With dark beard and flyaway hair almost to the shoulders, Ilan Volkov might be cultivating a look to match his status as ascending young maestro, but his conducting is the opposite of flamboyant.
Economic of gesture, controlled yet controlling, Volkov concerns himself only with the music, even if this means the audience can't always pick up on the clues that body language offers. However, there was no mistaking the energy and rhythmic pzazz of Aaron Copland's rarely heard Dance Symphony.
This was the composer's first essay in orchestral writing, inspired by the German expressionist horror film Nosferatu, conceived as a ballet score in 1920s Paris and only acquiring this title and form some years later back in the States. Volkov was a persuasive advocate, ensuring that the slow, lyrical melodies never became sentimental, and that the final whacky, witty explosion of sound made a logical climax.

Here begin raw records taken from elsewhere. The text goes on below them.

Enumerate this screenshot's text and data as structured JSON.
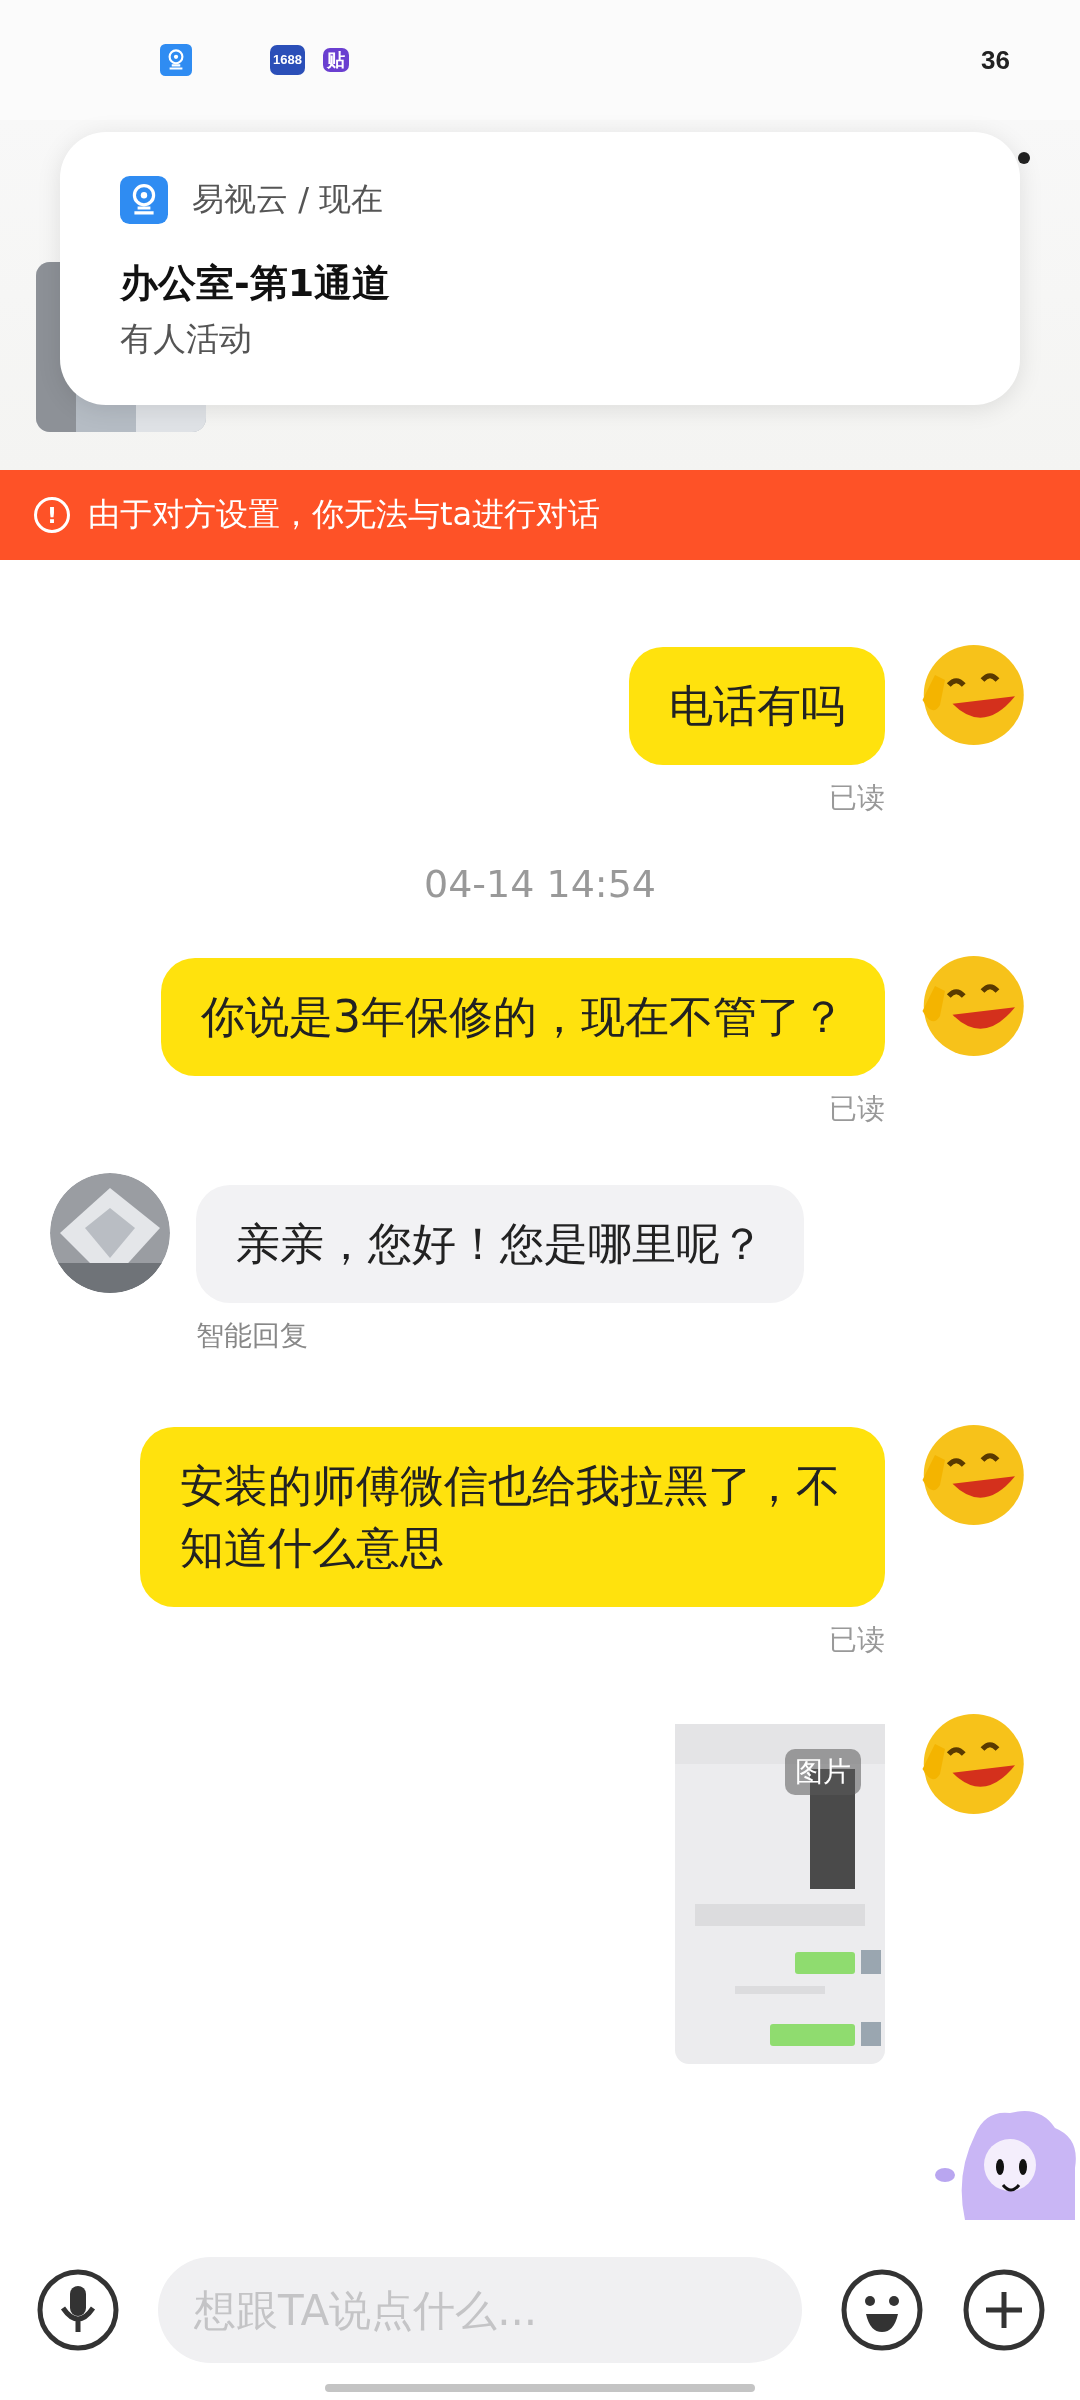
{
  "status_bar": {
    "app_icons": [
      {
        "kind": "camera"
      },
      {
        "kind": "text",
        "text": "1688"
      },
      {
        "kind": "text",
        "text": "贴"
      }
    ],
    "battery": "36"
  },
  "notification": {
    "app": "易视云 / 现在",
    "title": "办公室-第1通道",
    "body": "有人活动"
  },
  "banner": {
    "icon": "!",
    "text": "由于对方设置，你无法与ta进行对话"
  },
  "messages": [
    {
      "kind": "sent",
      "text": "电话有吗",
      "status": "已读"
    },
    {
      "kind": "timestamp",
      "text": "04-14 14:54"
    },
    {
      "kind": "sent",
      "text": "你说是3年保修的，现在不管了？",
      "status": "已读"
    },
    {
      "kind": "received",
      "text": "亲亲，您好！您是哪里呢？",
      "note": "智能回复"
    },
    {
      "kind": "sent",
      "text": "安装的师傅微信也给我拉黑了，不知道什么意思",
      "status": "已读"
    },
    {
      "label": "图片"
    }
  ],
  "input": {
    "placeholder": "想跟TA说点什么..."
  }
}
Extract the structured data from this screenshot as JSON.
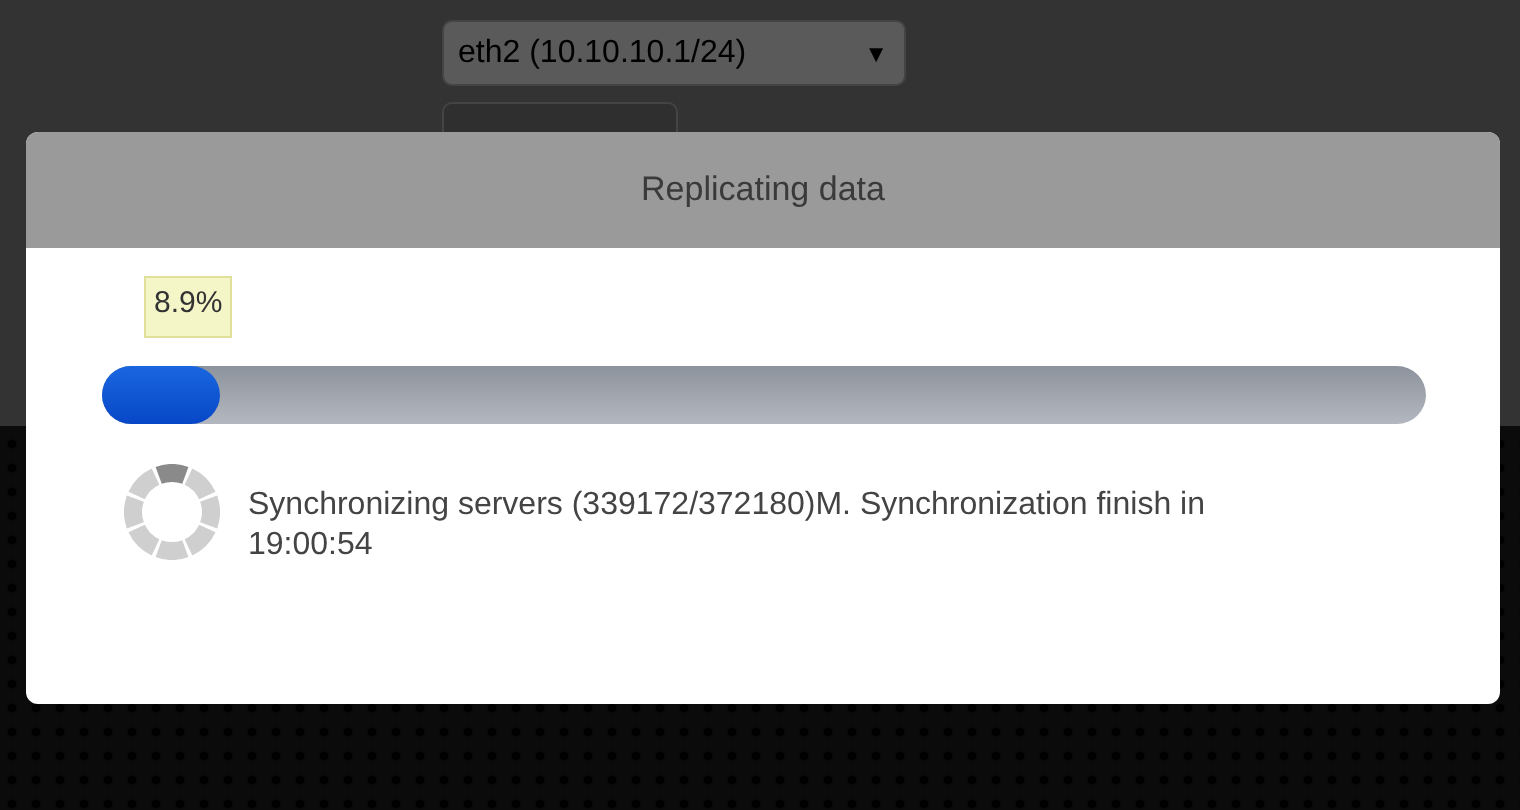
{
  "background": {
    "interface_select": {
      "value": "eth2 (10.10.10.1/24)",
      "caret": "▼"
    }
  },
  "dialog": {
    "title": "Replicating data",
    "progress": {
      "badge": "8.9%",
      "level": 0.089
    },
    "message": "Synchronizing servers (339172/372180)M. Synchronization finish in 19:00:54"
  }
}
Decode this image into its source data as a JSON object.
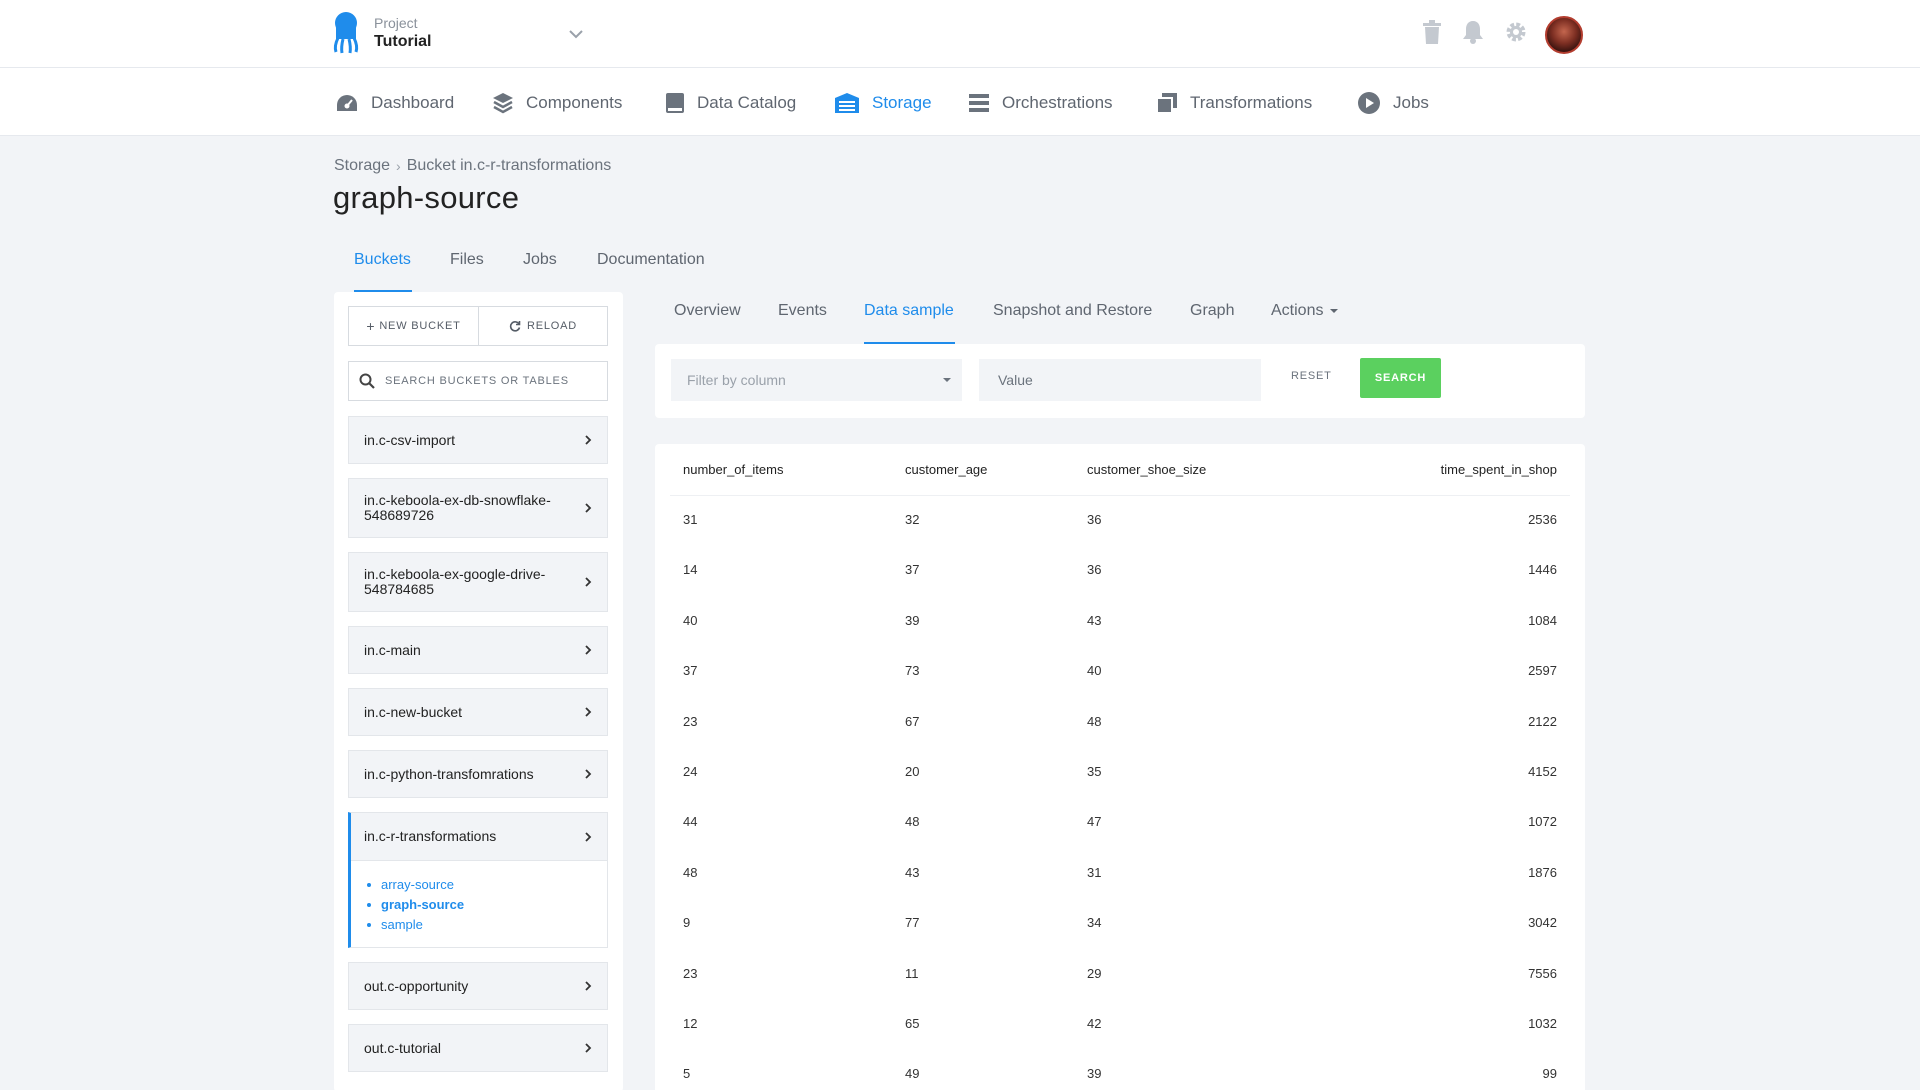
{
  "project": {
    "label": "Project",
    "name": "Tutorial"
  },
  "nav": [
    {
      "label": "Dashboard",
      "icon": "gauge-icon"
    },
    {
      "label": "Components",
      "icon": "layers-icon"
    },
    {
      "label": "Data Catalog",
      "icon": "book-icon"
    },
    {
      "label": "Storage",
      "icon": "storage-icon",
      "active": true
    },
    {
      "label": "Orchestrations",
      "icon": "list-icon"
    },
    {
      "label": "Transformations",
      "icon": "copy-icon"
    },
    {
      "label": "Jobs",
      "icon": "play-icon"
    }
  ],
  "breadcrumb": {
    "root": "Storage",
    "current": "Bucket in.c-r-transformations"
  },
  "page_title": "graph-source",
  "main_tabs": [
    "Buckets",
    "Files",
    "Jobs",
    "Documentation"
  ],
  "sidebar": {
    "new_bucket": "NEW BUCKET",
    "reload": "RELOAD",
    "search_placeholder": "SEARCH BUCKETS OR TABLES",
    "buckets": [
      "in.c-csv-import",
      "in.c-keboola-ex-db-snowflake-548689726",
      "in.c-keboola-ex-google-drive-548784685",
      "in.c-main",
      "in.c-new-bucket",
      "in.c-python-transfomrations",
      "in.c-r-transformations",
      "out.c-opportunity",
      "out.c-tutorial"
    ],
    "open_bucket_tables": [
      "array-source",
      "graph-source",
      "sample"
    ]
  },
  "sub_tabs": [
    "Overview",
    "Events",
    "Data sample",
    "Snapshot and Restore",
    "Graph",
    "Actions"
  ],
  "filter": {
    "column_placeholder": "Filter by column",
    "value_placeholder": "Value",
    "reset": "RESET",
    "search": "SEARCH"
  },
  "table": {
    "headers": [
      "number_of_items",
      "customer_age",
      "customer_shoe_size",
      "time_spent_in_shop"
    ],
    "rows": [
      [
        "31",
        "32",
        "36",
        "2536"
      ],
      [
        "14",
        "37",
        "36",
        "1446"
      ],
      [
        "40",
        "39",
        "43",
        "1084"
      ],
      [
        "37",
        "73",
        "40",
        "2597"
      ],
      [
        "23",
        "67",
        "48",
        "2122"
      ],
      [
        "24",
        "20",
        "35",
        "4152"
      ],
      [
        "44",
        "48",
        "47",
        "1072"
      ],
      [
        "48",
        "43",
        "31",
        "1876"
      ],
      [
        "9",
        "77",
        "34",
        "3042"
      ],
      [
        "23",
        "11",
        "29",
        "7556"
      ],
      [
        "12",
        "65",
        "42",
        "1032"
      ],
      [
        "5",
        "49",
        "39",
        "99"
      ]
    ]
  },
  "colors": {
    "accent": "#1f8ceb",
    "success": "#5bd05f",
    "background": "#f2f4f7"
  }
}
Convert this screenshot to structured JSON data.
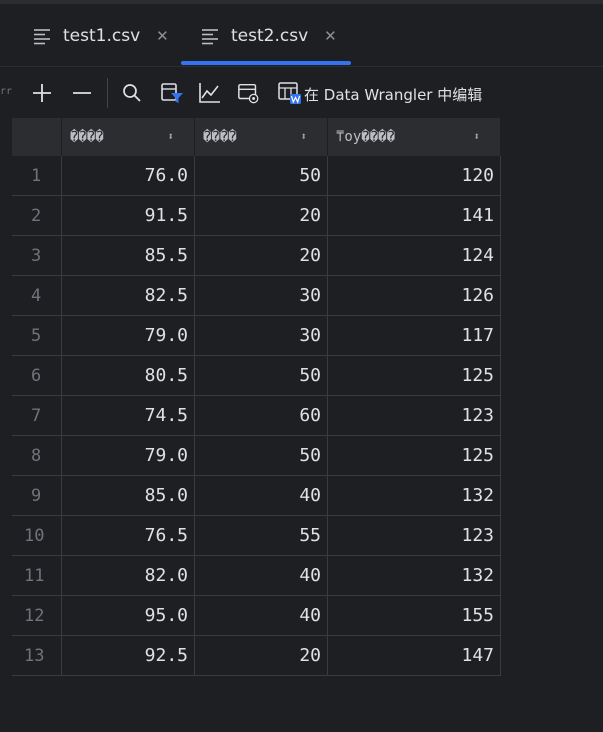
{
  "tabs": [
    {
      "label": "test1.csv",
      "active": false
    },
    {
      "label": "test2.csv",
      "active": true
    }
  ],
  "toolbar": {
    "data_wrangler_label": "在 Data Wrangler 中编辑",
    "left_edge_glyph": "rr"
  },
  "colors": {
    "accent": "#3574f0",
    "background": "#1e1f22",
    "header_bg": "#2b2d30"
  },
  "table": {
    "headers": [
      "����",
      "����",
      "⍑oy����"
    ],
    "rows": [
      [
        "1",
        "76.0",
        "50",
        "120"
      ],
      [
        "2",
        "91.5",
        "20",
        "141"
      ],
      [
        "3",
        "85.5",
        "20",
        "124"
      ],
      [
        "4",
        "82.5",
        "30",
        "126"
      ],
      [
        "5",
        "79.0",
        "30",
        "117"
      ],
      [
        "6",
        "80.5",
        "50",
        "125"
      ],
      [
        "7",
        "74.5",
        "60",
        "123"
      ],
      [
        "8",
        "79.0",
        "50",
        "125"
      ],
      [
        "9",
        "85.0",
        "40",
        "132"
      ],
      [
        "10",
        "76.5",
        "55",
        "123"
      ],
      [
        "11",
        "82.0",
        "40",
        "132"
      ],
      [
        "12",
        "95.0",
        "40",
        "155"
      ],
      [
        "13",
        "92.5",
        "20",
        "147"
      ]
    ]
  }
}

After the Shostakovich overload in last year's centennial, some breathing space has been a relief, so it was to Volkov's credit that he could bring a clarity to the Tenth Symphony that allowed it to speak afresh. The restraint he brought to the opening Moderato set the tone. Accents were under- rather than overstated, so the music always flowed unimpeded, taking some of the brutality out of the brilliant Allegro and making it possible to hear the work as an intensely personal statement about survival.
The two symphonies framed a performance of Prokofiev's Second Piano Concerto. Its first movement demands a powerhouse of a soloist, but Nikolai Lugansky also brought a quiet finesse to its more expressive moments.